Sie sah, dass er ein flüsterndes Gespräch mit dem Offizier führte, der die
Soldaten herkommandiert hatte.
    Der
Offizier nahm sein Gewehr von der Schulter und reichte es Vater. Vater deutete
mit der Waffe auf eine freie Fläche, die sich einige hundert Meter entfernt
auftat. Dann signalisierte er den Soldaten mit einer Geste, dass sie sich
verteilen sollten. Es surrte erneut, als der Elektrorollstuhl wieder Fahrt
aufnahm.
     
    Mit einem
Gefühl purer Resignation und Niedergeschlagenheit hatte Don sich entschieden,
alles zu akzeptieren, was er sah.

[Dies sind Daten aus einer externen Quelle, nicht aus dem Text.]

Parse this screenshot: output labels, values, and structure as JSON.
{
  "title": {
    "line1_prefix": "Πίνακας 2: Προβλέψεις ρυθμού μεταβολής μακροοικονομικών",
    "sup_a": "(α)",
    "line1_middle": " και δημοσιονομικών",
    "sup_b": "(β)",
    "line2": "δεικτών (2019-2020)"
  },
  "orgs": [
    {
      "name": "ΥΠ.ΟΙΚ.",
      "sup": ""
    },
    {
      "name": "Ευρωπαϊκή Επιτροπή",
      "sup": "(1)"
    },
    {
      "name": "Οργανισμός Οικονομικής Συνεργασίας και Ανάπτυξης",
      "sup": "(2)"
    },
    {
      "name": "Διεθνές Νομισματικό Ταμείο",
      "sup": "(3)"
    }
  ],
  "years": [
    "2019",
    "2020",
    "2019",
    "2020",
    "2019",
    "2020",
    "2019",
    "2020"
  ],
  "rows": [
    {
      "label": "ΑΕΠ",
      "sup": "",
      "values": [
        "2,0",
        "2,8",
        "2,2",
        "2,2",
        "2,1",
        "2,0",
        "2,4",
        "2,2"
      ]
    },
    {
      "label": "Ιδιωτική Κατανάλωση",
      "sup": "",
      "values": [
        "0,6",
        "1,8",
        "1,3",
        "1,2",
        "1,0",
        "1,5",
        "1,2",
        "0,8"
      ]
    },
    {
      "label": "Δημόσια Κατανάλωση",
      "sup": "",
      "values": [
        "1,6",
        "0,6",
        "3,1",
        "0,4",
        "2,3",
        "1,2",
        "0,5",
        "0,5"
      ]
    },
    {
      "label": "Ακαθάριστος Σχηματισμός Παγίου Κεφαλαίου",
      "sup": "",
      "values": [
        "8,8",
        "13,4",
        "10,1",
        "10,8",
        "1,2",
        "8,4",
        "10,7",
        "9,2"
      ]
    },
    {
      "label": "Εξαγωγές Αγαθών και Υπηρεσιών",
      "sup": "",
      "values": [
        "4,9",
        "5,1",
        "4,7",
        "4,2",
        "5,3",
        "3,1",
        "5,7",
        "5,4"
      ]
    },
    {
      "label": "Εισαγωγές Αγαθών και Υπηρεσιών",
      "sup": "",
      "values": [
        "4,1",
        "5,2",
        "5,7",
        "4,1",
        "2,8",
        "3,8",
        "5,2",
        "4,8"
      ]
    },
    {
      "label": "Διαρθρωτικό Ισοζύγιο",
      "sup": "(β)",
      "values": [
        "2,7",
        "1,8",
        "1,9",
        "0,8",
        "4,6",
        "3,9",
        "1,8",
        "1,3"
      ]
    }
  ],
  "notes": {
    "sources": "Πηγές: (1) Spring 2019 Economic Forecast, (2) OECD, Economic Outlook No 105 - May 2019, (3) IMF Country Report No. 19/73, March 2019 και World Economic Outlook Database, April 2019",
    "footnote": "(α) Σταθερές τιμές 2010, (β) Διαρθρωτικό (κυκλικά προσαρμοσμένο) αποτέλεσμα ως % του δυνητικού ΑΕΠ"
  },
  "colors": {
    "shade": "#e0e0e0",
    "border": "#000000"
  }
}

Den funkelnden Staub und die glitzernden
Säulen, die sich in Richtung des weit entfernten Daches des Felsensaals
erhoben. Die Nebel Niflheims, die ihn mit ihrer rauen und feuchten Kühle
umschlossen.
    Als sie
den offenen Platz hinter den Pfeilern erreichten, begann sein Herz so schnell
zu schlagen, dass nichts in seiner Tasche es würde beruhigen können. Das, was
dort im Nebel aufgestellt war, erinnerte an eine Steinsetzung mit grob
gehauenen Felsblöcken, die einen Kreis bildeten. Und als Don das, was sich in
der Mitte des Kreises befand, wahrnahm, zog sich sein Körper in dem gewaltigen
Reflex, sich übergeben zu müssen, zusammen, den er sein ganzes Leben lang zu
unterdrücken versucht hatte.
    In der
Mitte des Steinkreises schwebte eine riesige schwarze Sonne, und von ihrer
runden Scheibe aus erstreckten sich zwölf hakenförmige Strahlen. Es war die
Schwarze Sonne, die sich dort über dem Staub erhob, schwerelos zwischen den
Steinblöcken schwebend und der Schwerkraft trotzend.
    Elena
kannte die Schwarze Sonne, denn die Legende von ihr hatte sie bereits in ihrem
ersten Jahr in Wewelsburg gehört. Vater hatte ihr vor langer Zeit erklärt,
warum Karl Maria Wiligut damals ihr Mosaik in den Fußboden des Nordturms
einsetzen ließ.
    Sie war
das Tor zu etwas ganz Anderem, und an seiner Schwelle waren die Visionen am
stärksten gewesen. Ihre Strahlen waren die Fühler, die die Einflüsterungen von
einer anderen Welt mit sich führten.
    Doch als
Elena sie nun zum ersten Mal real vor sich sah, war es nicht die schwarze
Scheibe mit ihren hakenförmigen Strahlen, die ihre Aufmerksamkeit erregte.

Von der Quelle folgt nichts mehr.